Publié le jeudi 23 décembre 2004

Jean-Marie SECA a réalisé une thèse de doctorat en psychosociologie (1987) sur les pratiques amateurs de punk rock, principalement au Parking 2000, un parc de stationnement pour auto au 4e sous-sol, reconverti en espace de répétition « improvisé », de la porte d’Aubervilliers, où il y avait entre 1981 et 1986, environ 150 groupes de musiques de tous les styles (du punk aux courants antillais et reggae).
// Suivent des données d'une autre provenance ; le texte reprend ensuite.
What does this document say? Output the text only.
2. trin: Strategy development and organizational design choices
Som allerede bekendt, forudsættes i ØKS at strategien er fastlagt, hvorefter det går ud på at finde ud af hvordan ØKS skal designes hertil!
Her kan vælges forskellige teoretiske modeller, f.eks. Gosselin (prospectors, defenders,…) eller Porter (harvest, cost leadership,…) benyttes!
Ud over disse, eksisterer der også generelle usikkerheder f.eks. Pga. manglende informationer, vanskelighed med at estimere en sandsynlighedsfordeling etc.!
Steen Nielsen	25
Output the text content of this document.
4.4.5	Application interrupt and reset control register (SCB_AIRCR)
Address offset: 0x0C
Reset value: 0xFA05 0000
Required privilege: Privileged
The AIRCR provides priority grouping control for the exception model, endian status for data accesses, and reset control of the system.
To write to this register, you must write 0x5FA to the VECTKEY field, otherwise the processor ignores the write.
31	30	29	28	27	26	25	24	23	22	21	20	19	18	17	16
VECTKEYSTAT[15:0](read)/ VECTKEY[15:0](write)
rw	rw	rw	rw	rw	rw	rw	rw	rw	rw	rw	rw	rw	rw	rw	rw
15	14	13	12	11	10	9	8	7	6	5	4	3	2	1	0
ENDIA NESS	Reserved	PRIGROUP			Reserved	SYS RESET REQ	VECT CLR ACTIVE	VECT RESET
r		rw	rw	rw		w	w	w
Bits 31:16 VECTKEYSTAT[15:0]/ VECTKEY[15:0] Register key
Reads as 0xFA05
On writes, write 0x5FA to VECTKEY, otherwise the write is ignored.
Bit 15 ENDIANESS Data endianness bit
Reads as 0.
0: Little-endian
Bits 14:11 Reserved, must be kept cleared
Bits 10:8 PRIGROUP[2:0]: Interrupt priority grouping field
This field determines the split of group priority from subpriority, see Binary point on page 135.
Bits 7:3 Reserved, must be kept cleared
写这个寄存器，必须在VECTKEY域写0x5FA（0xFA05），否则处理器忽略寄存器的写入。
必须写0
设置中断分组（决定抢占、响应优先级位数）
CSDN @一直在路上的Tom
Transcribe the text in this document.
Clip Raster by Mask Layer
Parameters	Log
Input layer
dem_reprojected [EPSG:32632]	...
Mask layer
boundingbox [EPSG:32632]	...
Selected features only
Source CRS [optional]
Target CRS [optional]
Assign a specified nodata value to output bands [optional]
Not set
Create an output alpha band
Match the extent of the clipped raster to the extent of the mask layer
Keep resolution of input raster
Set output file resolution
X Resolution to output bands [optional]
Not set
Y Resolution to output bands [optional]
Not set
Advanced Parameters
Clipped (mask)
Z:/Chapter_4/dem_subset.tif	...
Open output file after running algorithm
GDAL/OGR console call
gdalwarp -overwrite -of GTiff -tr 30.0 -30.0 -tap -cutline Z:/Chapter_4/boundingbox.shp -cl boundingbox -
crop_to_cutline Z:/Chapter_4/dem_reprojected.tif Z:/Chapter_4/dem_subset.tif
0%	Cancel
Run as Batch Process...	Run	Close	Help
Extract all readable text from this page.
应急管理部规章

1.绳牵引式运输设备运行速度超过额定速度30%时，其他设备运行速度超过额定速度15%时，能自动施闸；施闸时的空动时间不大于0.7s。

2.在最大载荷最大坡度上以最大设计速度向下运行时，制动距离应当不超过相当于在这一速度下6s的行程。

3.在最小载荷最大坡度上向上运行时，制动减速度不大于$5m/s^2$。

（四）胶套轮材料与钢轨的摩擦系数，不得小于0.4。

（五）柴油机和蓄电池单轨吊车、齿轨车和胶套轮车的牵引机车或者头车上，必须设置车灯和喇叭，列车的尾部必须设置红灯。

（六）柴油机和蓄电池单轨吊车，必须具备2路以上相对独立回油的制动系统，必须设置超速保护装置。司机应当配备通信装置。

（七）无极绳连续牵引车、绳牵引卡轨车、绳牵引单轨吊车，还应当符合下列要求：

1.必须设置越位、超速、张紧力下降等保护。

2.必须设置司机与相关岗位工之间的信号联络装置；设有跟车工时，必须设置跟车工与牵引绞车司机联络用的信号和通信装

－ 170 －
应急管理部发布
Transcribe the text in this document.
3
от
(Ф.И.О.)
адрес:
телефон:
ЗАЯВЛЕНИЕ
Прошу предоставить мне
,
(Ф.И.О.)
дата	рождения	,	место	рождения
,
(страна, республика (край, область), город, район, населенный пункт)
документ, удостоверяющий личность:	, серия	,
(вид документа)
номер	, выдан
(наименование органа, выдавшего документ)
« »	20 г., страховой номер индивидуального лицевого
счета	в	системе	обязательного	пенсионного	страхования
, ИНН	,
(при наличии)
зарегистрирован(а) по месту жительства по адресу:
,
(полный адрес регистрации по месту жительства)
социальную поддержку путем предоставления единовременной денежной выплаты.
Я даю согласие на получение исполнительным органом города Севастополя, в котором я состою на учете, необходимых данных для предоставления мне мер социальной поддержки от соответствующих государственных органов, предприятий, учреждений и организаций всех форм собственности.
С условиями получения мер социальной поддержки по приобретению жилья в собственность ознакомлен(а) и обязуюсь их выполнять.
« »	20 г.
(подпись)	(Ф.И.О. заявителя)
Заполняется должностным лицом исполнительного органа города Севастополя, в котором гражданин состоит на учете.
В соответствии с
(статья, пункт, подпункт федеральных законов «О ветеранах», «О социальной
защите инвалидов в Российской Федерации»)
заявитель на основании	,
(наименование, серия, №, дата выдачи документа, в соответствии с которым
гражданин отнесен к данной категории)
Sa première recherche (1981-1986) a été validée dans le cadre de l’université de Paris-X et du Laboratoire de psychologie sociale de l’Ecole des Hautes Etudes en Sciences Sociales de Paris. La seconde, plus réduite, s’est déroulée en 1998-1999 sur les mondes rap et, de façon très limitée, techno. Deux publications sont à retenir de ces approches ethnographiques :
- Vocations rock. L’état acide et l’esprit des minorités rock, Paris, Méridiens-Klincksieck, publié en 1988
- Les musiciens underground, Paris, PUF, 2001 (livre traduit en castillan cette année aux éditions Paidos, Barcelone)

Il est actuellement maître de conférences en psychosociologie à l’université de Versailles-Saint-Quentin-en-Yvelines. Il développe ses travaux autour de la socialisation professionnelle des minorités artistiques, en tentant de décrire les oscillations de l’expression émotionnelle, de la vocation et de la créativité dans les espaces de création plus ou moins underground ou commercialisés. Il est le témoin éloigné et en marge, du passage progressif, depuis 1990, en France, à une certaine institutionnalisation des pratiques électro-amplifiées. Il est membre du comité de rédaction de la revue Volume (diffusée par l’Irma) et des Cahiers de psychologie politique.